Currently, I serve a dual role: I am a Postdoctoral Researcher at the Max Planck Institute for Biogeochemistry (MPI-BGC) in Jena, Germany, and an Assistant Professor at the National University of the Peruvian Amazon (UNAP) in Iquitos, Peru, which is also my alma mater.

Early Career and Foundation in the Field

My academic journey began at UNAP, where I received my B.S. in Tropical Ecology from the School of Forestry and an M.Sc. in Environmental Management from the School of Agronomy. Following my studies, I joined the teaching faculty at UNAP, instructing courses on the Ecology of Amazonian Ecosystems, Ecological Modeling, GIS, and Remote Sensing. Teaching allowed me to integrate my coursework directly into my research, collaborating with colleagues and students on forest inventory studies, soil sampling, and the remote sensing of unmapped regions of the Amazon.

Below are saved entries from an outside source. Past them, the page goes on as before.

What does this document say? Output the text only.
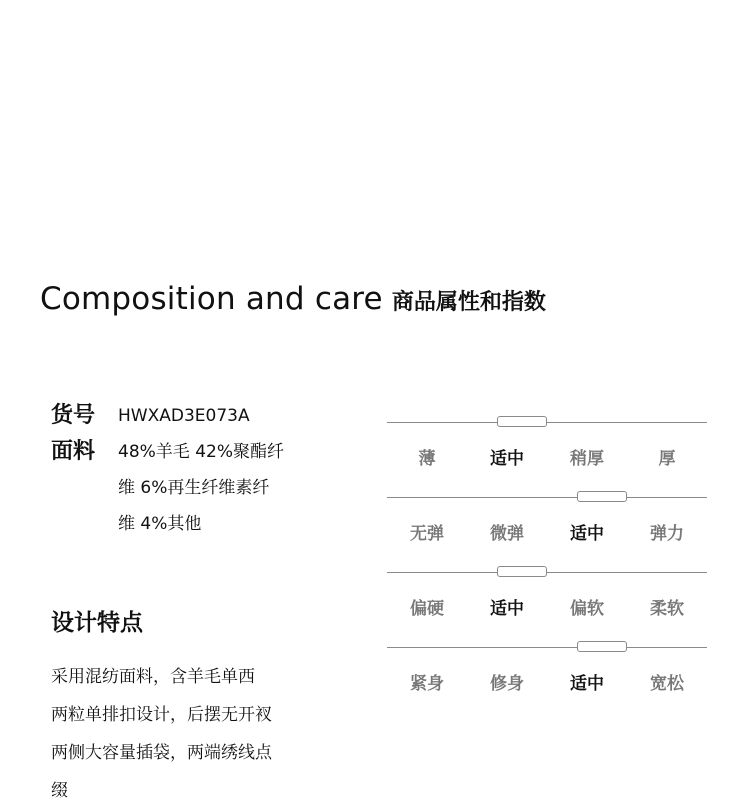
Composition and care 商品属性和指数
货号	HWXAD3E073A
面料	48%羊毛 42%聚酯纤
维 6%再生纤维素纤
维 4%其他
设计特点
采用混纺面料，含羊毛单西
两粒单排扣设计，后摆无开衩
两侧大容量插袋，两端绣线点
缀
薄	适中	稍厚	厚
无弹	微弹	适中	弹力
偏硬	适中	偏软	柔软
紧身	修身	适中	宽松
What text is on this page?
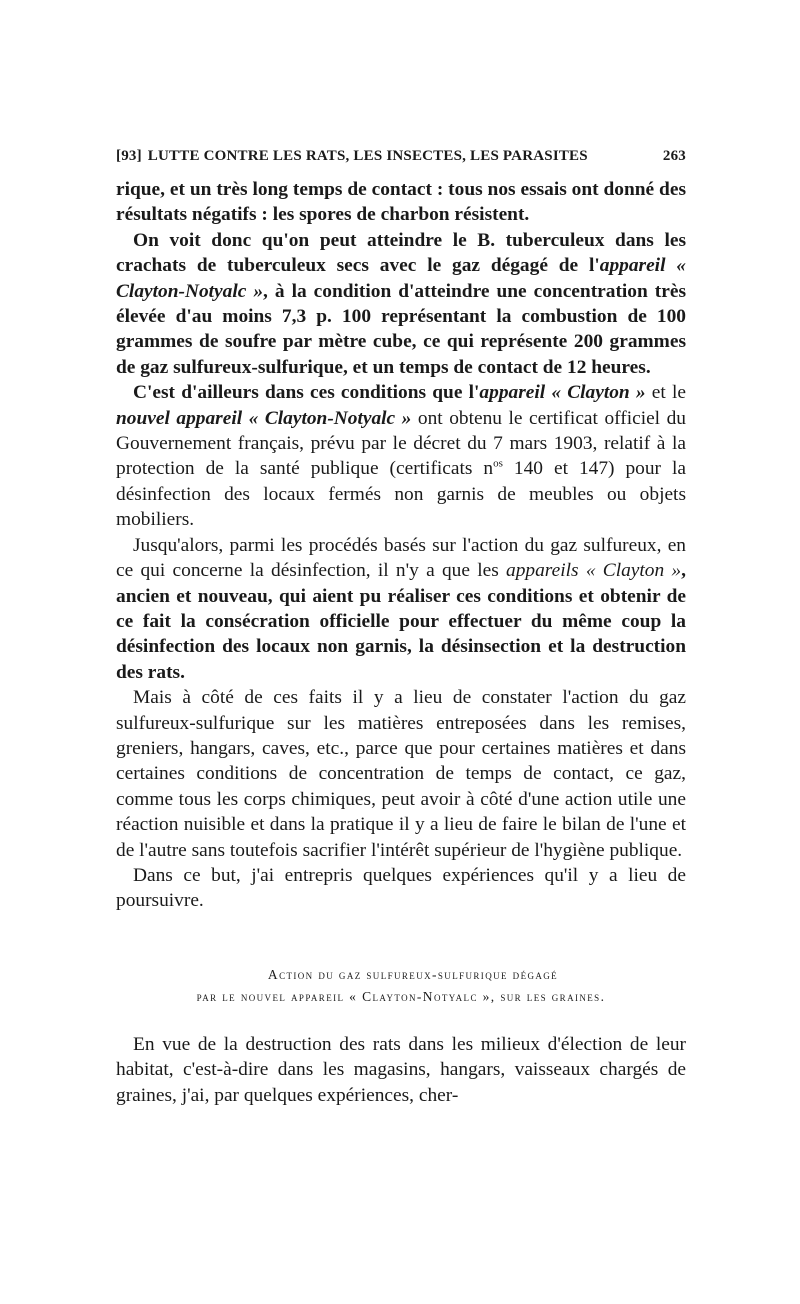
[93] LUTTE CONTRE LES RATS, LES INSECTES, LES PARASITES	263

rique, et un très long temps de contact : tous nos essais ont donné des résultats négatifs : les spores de charbon résistent.

On voit donc qu'on peut atteindre le B. tuberculeux dans les crachats de tuberculeux secs avec le gaz dégagé de l'appareil « Clayton-Notyalc », à la condition d'atteindre une concentration très élevée d'au moins 7,3 p. 100 représentant la combustion de 100 grammes de soufre par mètre cube, ce qui représente 200 grammes de gaz sulfureux-sulfurique, et un temps de contact de 12 heures.

C'est d'ailleurs dans ces conditions que l'appareil « Clayton » et le nouvel appareil « Clayton-Notyalc » ont obtenu le certificat officiel du Gouvernement français, prévu par le décret du 7 mars 1903, relatif à la protection de la santé publique (certificats $n^{os}$ 140 et 147) pour la désinfection des locaux fermés non garnis de meubles ou objets mobiliers.

Jusqu'alors, parmi les procédés basés sur l'action du gaz sulfureux, en ce qui concerne la désinfection, il n'y a que les appareils « Clayton », ancien et nouveau, qui aient pu réaliser ces conditions et obtenir de ce fait la consécration officielle pour effectuer du même coup la désinfection des locaux non garnis, la désinsection et la destruction des rats.

Mais à côté de ces faits il y a lieu de constater l'action du gaz sulfureux-sulfurique sur les matières entreposées dans les remises, greniers, hangars, caves, etc., parce que pour certaines matières et dans certaines conditions de concentration de temps de contact, ce gaz, comme tous les corps chimiques, peut avoir à côté d'une action utile une réaction nuisible et dans la pratique il y a lieu de faire le bilan de l'une et de l'autre sans toutefois sacrifier l'intérêt supérieur de l'hygiène publique.

Dans ce but, j'ai entrepris quelques expériences qu'il y a lieu de poursuivre.

Action du gaz sulfureux-sulfurique dégagé
par le nouvel appareil « Clayton-Notyalc », sur les graines.

En vue de la destruction des rats dans les milieux d'élection de leur habitat, c'est-à-dire dans les magasins, hangars, vaisseaux chargés de graines, j'ai, par quelques expériences, cher-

The Turning Point: Large-Scale Disturbance Dynamics

A major milestone in my career was participating in a large-scale, NASA-funded project entitled Tropical Forest Tree Species Community Assemblage along Wind Disturbance Gradients. Working alongside researchers from the Lawrence Berkeley National Laboratory, I led fieldwork in both Iquitos, Peru, and Manaus, Brazil. Leveraging my on-the-ground expertise, I established extensive inventory plots in windthrown regions at varying stages of recovery.

To build the technical skills necessary for this work, I sought out international training. I traveled to Pennsylvania State University (USA, 2013) for Forest Inventory and Remote Sensing, Rakuno Gakuen University (Japan, 2015) for Forest Resource Remote Sensing, and the University of Melbourne (Australia, 2017) for data mining as part of the REDD+ project.

Bridging Two Worlds: Jena and Iquitos

That global perspective ultimately drove me to Germany, where I was accepted into the International Max Planck Research School for Global Biogeochemical Cycles. I successfully defended my Ph.D. at Friedrich Schiller University Jena and MPI-BGC in 2025. My ultimate goal is to shape scientific practice by bridging basic ecosystem science with actionable insights, contributing to cutting-edge research while representing the Amazonian communities where my story began.